AUGUSTA — Questions about the scope of its study and friction between health care professionals and district attorneys offices appear to be prominent challenges facing the task force studying the criminal process for handling violence in health care settings.

The 13-member panel met for the third time Tuesday to hear public testimony and review findings and discuss possible recommendations. Staff from the Legislature’s nonpartisan Office of Policy and Legal Analysis assigned to the task force were present at the meeting and will draft recommendations based on Tuesday’s discussion.

The question of the panel’s scope of study came up most prominently during a discussion on patients who are boarded in hospital emergency departments as they await placement in another department or facility. As officials from hospitals, long-term care facilities, group homes and mental health agencies discussed at length in prior meetings, there is a chronic lack of open beds for patients. This is especially an issue for those with psychiatric disorders who may be exhibiting aggressive behavior.

Dr. Michael Melia, chief of emergency medicine at Eastern Maine Medical Center in Bangor, said some patients are “abandoned” in emergency departments by their families or “quite frankly” by the state, which doesn’t know where to bring the patient next.

That leaves patients sitting in emergency departments — sometimes for months at a time — as they wait to be transferred to a more appropriate facility. Within these overcrowded settings, violent incidents often occur, several providers testified.

“That increases the level of violence across the department not just with that individual patient but because of overcrowding and boarding, that puts that patient and other patients at risk,” Melia said.


“This is a crucial topic and sort of the crux of my dilemma as part of this task force, which is the issue is kind of beyond the assignment to this task force but it’s crucial to the topic,” said Jim Bailinson, corporate counsel for MaineHealth.

Bailinson and others, including Melia, said that while they would like to address the issue of patients awaiting placement, they didn’t think that was within the task force’s purview.

According to the law that established the task force, LD 629, its duties are to “review the process by which criminal cases may be brought related to incidents of violence in hospitals and other health care facilities and settings, in particular, incidents of violence involving patients or individuals related to patients assaulting hospital or medical staff.”

Rep. Amanda Collamore, R-Pittsfield, said she believed consideration of this issue was within their charge.

“If the reason that the violence is coming — and I’m not saying that this is the only reason — but if a big part of the reason, and this is what we’re hearing, is because people are in the incorrect place for their treatment that is absolutely within the scope of what we are studying and we absolutely should be addressing this issue,” she said.
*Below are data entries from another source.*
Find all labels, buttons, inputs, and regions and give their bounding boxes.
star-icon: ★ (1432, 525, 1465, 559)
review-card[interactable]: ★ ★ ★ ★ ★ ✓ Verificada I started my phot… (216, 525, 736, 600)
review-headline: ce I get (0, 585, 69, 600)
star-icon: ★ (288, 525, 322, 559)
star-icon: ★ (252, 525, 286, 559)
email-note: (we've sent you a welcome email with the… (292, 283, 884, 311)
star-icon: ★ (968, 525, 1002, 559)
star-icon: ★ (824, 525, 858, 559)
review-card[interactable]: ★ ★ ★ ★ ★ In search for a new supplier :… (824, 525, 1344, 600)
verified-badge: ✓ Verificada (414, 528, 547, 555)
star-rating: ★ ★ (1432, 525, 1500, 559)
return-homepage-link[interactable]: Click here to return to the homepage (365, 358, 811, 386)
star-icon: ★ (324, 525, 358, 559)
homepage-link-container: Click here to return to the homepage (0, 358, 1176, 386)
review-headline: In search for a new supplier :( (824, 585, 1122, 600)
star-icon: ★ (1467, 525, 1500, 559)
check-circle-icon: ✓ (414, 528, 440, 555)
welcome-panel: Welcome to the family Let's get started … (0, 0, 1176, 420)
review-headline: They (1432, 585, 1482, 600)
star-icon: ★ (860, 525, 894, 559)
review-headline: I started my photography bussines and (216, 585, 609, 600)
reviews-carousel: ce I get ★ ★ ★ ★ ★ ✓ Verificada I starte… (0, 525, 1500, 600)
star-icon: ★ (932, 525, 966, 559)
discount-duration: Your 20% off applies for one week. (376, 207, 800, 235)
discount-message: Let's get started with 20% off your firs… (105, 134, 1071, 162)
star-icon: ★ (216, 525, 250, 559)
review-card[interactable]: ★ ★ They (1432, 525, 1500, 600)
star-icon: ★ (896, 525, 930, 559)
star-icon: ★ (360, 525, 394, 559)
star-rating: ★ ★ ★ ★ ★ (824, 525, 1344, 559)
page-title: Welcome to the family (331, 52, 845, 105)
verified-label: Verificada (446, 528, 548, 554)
Later in the meeting, the discussion became tense when representatives of health care systems and prosecutors butted heads over district attorneys offices handling of cases.


Health care workers have expressed previously, both to the task force and in interviews with the Sun Journal, confusion and frustration with a lack of transparency with the prosecutorial process and with how a perpetrator’s mental state is considered by the prosecution.

Jeff Austin, Maine Hospital Association’s vice president of government affairs and communications, told the panel Tuesday that “this is the conversation that we’ve been waiting for two years to have.”

Austin is not a member of the task force but Rep. Anne Perry, D-Calais, allowed him to speak during the discussion on best practices.

“What makes a good case? What from us can help?” he asked, directing his questions at the two assistant district attorneys on the panel.

“We’re not saying ‘and therefore prosecute,'” but want district attorneys to reach the “right conclusion.”

Frayla Tarpinian, a deputy district attorney for Kennebec County, told Austin, “This is the second time that in these committee hearings that you’ve implied that we’re not doing our job.”


Tarpinian continued what Penobscot County Deputy District Attorney Brendan Trainor said earlier: Prosecutorial decisions by district attorneys’ offices can vary widely from jurisdiction to jurisdiction since every office may function differently.

“Every case that is presented to our office goes through an individualized determination by an individual prosecutor,” she said.

In response to Tarpinian’s comments, Melia, from EMMC, said, “Where we’re at now, certainly at least from the health care provider standpoint, we don’t feel like we’re being protected.”

He said providers do not feel there exists the proper communication between them and law enforcement and prosecutors and “what I kind of heard is you saying that we’re in the right place.”

The task force will meet at 9 a.m. Oct. 13. The hybrid meeting will be held in-person at the State House and streamed on the Maine Legislature’s website.

The task force must submit a final report to the Legislature’s Criminal Justice and Public Safety Committee no later than Nov. 2.

This story was updated to reflect the correct title for Frayla Tarpinian and Brendan Trainor. They are deputy district attorneys.